The university continues to issue debt through three security structures. We base the rating on the system revenue bonds on UA's unlimited student fee pledge. The ratings on the SPEED bonds differ from those on the system revenue bonds because the SPEED bonds have a subordinate pledge of university system revenues. The ratings on the COPs differ because the COPs' lease structure is subject to annual appropriations. We base the rating on the COPs on the use of multiple revenue streams criteria. The lease payments on this series of COPs depend on payments from both the UA and Arizona State University. Because UA is the lower-rated entity, we base our COP rating on that on UA.

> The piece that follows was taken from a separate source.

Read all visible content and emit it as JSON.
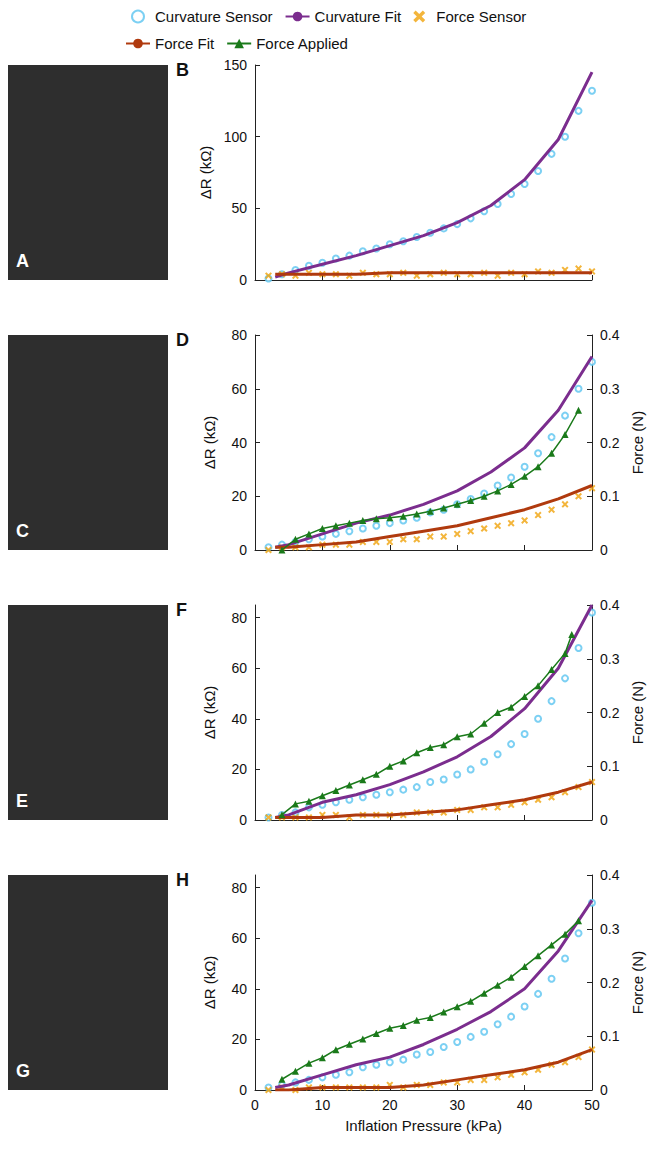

Proceeds from the 2016A and 2016B bonds (including premium) will refund about $13.5 million in principal of certain maturities of the system revenue bonds series 2007, 2008A, and 2012A. In addition, $165 million will fund construction of a health sciences innovation building, to purchase and renovate a medical office building adjacent to the university campus, and to reimburse UA for retiring a leasehold improvement capital lease.

UA, in Tucson, is the co-flagship and the state's only land grant institution. It also has facilities in southern Arizona and downtown City of Phoenix. Through 18 colleges, it offers 351 degree programs, including graduate and professional degree programs in medicine, law, and pharmacy. As a research institution, it is one of the top public research universities in the country and was one of the original Carnegie Research I institutions.

The stable outlook reflects our anticipation that, during the next two years, UA will progress toward consistently positive adjusted accrual operations and continue to build financial resources, especially relative to debt. Furthermore, we expect that enrollment will continue to increase modestly, and demand metrics will remain stable or improve.

If financial resource ratios decline consistently, the university issues a significant amount of additional debt, or it is unable to show progress toward maintaining break-even or better full-accrual operations, a negative rating action could follow.

We believe a positive rating or outlook action during our two-year outlook timeframe is unlikely, due to UA's low financial resources and considerable debt. However, should the university achieve consistently positive operations and resources increase to be in line with our 'AA' means, a positive rating action could follow.